Study Discovers New Way to Prevent Pneumonia in the Elderly
By Ransdell Pierson and Caroline Humer
Pfizer Inc said that Prevnar 13, its blockbuster vaccine against childhood infections, prevented pneumonia outside of hospitals in people age 65 and older, in one of the largest drug trials ever conducted.
The 85,000-patient study, called CAPiTA, also showed that Prevnar 13 prevented invasive pneumococcal disease, meaning infections of Streptococcus pneumoniae bacteria in the bloodstream and other normally sterile sites in the body.
An estimated 300,000 adults aged 50 and older are hospitalized every year because of pneumococcal pneumonia, a substantial cause of illness and death, according to the U.S. Food and Drug Administration.
During the trial, Prevnar 13 met its primary goal of preventing a first episode of community-acquired pneumonia.
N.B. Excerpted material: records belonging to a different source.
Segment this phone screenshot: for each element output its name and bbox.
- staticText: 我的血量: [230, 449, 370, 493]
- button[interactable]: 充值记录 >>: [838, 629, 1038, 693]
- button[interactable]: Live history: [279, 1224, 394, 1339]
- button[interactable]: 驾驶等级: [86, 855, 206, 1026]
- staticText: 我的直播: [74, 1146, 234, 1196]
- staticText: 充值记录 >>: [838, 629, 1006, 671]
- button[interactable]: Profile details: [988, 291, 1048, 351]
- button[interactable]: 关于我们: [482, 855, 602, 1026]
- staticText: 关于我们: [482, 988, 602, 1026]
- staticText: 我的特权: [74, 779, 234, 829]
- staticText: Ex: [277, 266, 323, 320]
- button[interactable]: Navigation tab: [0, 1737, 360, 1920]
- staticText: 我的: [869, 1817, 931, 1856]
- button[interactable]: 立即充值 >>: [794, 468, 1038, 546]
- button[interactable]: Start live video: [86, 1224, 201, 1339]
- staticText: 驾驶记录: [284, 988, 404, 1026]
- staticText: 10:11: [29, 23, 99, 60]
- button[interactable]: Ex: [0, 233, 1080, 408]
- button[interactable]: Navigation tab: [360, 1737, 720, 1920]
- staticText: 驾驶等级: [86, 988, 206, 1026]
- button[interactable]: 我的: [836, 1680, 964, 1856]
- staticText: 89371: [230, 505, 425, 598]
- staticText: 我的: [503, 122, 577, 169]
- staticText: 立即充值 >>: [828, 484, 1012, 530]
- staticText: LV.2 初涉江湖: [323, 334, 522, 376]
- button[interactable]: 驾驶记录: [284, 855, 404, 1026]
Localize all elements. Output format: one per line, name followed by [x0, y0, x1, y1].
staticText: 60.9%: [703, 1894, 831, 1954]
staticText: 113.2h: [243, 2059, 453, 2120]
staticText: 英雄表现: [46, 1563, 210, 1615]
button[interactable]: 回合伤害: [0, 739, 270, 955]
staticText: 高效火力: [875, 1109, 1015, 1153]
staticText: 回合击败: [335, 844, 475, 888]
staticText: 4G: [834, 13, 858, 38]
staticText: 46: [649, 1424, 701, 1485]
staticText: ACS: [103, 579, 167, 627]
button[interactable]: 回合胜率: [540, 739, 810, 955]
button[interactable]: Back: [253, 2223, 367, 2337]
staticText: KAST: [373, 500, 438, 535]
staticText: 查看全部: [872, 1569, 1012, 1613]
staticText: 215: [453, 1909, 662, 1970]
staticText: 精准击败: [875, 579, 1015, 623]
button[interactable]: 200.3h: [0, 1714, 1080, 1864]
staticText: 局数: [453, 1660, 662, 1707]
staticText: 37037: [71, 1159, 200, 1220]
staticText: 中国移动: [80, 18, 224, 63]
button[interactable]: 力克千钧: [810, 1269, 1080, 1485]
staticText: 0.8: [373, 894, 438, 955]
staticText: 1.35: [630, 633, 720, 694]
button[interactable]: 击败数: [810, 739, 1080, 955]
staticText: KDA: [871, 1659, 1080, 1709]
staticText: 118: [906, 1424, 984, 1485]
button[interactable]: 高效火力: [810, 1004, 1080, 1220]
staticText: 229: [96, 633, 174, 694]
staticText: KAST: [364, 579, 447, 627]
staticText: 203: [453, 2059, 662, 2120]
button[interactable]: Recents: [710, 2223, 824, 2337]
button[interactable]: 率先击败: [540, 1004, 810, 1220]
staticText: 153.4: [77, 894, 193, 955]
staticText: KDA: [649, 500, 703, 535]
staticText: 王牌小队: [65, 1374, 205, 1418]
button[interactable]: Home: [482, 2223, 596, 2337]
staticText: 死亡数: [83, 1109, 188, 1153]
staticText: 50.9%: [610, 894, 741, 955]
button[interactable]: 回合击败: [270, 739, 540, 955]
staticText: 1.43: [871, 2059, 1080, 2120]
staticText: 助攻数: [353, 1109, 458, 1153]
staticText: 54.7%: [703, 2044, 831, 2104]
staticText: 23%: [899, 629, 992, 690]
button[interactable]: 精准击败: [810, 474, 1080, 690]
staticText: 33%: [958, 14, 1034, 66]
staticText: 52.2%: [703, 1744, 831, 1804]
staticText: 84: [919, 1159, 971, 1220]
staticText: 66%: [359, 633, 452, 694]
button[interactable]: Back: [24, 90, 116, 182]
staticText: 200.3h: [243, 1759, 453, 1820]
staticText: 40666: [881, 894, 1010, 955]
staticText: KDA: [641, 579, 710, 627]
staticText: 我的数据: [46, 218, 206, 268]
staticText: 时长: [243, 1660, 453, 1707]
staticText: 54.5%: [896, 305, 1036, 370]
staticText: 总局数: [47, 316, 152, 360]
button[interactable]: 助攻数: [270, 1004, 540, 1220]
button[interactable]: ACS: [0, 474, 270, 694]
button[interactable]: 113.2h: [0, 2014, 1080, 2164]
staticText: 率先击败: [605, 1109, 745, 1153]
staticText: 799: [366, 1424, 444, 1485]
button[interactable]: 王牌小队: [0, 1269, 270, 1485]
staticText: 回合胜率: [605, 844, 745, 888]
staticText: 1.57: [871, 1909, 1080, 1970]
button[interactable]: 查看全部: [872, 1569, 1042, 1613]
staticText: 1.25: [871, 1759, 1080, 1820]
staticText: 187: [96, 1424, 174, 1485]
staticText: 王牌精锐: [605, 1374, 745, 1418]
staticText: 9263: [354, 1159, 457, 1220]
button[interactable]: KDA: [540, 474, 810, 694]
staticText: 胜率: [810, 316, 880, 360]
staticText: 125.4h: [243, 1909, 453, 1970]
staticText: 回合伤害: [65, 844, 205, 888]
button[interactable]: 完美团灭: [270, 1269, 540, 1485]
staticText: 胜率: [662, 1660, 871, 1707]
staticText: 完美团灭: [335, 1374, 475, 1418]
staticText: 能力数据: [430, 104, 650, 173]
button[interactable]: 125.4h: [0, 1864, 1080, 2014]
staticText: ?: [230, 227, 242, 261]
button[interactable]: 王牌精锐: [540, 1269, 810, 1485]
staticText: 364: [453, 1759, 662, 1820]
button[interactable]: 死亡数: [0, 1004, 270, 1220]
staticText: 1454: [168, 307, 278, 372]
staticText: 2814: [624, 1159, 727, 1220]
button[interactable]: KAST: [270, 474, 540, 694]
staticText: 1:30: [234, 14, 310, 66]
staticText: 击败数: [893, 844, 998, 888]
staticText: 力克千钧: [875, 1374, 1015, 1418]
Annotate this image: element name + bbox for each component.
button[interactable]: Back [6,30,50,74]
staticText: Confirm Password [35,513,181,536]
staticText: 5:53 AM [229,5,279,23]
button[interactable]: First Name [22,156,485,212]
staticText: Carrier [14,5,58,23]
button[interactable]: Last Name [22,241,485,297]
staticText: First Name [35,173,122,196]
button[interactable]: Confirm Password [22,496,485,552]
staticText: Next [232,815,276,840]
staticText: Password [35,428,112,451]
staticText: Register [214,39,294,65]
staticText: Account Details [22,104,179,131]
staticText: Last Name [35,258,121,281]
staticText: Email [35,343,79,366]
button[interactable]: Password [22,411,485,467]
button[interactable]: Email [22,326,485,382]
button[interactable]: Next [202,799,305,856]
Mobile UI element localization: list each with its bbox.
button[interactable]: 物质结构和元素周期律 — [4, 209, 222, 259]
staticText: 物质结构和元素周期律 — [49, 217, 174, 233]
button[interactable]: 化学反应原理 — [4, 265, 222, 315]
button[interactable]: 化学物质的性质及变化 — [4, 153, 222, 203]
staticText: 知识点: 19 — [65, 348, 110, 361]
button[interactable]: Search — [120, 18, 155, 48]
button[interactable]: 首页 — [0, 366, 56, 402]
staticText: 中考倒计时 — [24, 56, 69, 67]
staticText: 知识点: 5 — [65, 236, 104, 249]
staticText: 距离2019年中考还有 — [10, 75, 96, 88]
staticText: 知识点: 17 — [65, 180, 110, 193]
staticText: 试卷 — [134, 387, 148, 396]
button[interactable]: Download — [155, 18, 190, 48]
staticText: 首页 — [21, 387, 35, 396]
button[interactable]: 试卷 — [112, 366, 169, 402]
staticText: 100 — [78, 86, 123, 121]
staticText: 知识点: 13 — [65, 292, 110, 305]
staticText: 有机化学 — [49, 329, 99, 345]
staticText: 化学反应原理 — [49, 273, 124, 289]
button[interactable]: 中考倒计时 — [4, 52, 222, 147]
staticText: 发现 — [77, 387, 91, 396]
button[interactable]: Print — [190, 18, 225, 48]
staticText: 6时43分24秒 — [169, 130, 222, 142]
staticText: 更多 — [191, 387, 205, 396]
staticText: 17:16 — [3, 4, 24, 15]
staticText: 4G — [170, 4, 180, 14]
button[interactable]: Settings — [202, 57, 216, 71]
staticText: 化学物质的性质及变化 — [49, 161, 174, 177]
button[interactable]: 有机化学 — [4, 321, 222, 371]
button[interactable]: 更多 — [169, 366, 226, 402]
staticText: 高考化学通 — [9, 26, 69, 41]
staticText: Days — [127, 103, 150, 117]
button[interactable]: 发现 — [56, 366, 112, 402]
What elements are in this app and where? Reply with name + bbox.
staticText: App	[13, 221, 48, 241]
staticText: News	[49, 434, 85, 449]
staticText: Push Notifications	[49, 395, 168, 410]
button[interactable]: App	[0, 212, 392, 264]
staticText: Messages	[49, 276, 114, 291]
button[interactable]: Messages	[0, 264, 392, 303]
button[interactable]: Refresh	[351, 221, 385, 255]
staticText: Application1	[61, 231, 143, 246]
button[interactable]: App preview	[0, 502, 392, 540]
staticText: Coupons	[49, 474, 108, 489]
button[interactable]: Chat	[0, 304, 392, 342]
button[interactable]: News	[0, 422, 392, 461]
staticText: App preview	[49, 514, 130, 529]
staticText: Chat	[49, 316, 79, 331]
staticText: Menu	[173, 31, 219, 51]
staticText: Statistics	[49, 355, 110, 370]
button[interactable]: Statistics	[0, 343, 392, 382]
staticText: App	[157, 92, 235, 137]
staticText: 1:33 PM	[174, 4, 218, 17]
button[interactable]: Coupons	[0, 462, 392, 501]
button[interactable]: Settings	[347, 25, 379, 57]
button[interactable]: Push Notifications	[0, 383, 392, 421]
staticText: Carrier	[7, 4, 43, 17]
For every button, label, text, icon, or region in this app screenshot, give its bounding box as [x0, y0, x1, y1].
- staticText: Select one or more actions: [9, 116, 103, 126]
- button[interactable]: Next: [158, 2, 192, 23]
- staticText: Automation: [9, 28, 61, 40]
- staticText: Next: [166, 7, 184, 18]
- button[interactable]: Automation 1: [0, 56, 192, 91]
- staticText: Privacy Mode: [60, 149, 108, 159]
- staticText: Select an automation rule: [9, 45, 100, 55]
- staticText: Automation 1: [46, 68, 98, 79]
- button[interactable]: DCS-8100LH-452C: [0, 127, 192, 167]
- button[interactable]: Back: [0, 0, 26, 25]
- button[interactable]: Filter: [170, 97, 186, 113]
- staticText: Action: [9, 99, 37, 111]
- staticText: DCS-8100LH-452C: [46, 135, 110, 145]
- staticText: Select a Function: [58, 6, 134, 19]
It also met a secondary goal of preventing a first episode of invasive bloodstream infections, which are typically far more severe than pneumonia without such bloodstream involvement.
The FDA in early 2010 approved Prevnar 13, to protect children against additional strains of Streptococcus pneumoniae bacteria that cause an array of diseases, including pneumonia, ear infections and meningitis.
But the U.S. health regulator in late 2011 widened the approved use of Prevnar 13 to include adults age 50 and older, to prevent pneumonia and invasive infections. The approval was conditioned, however, on success of the now-completed CAPiTA study.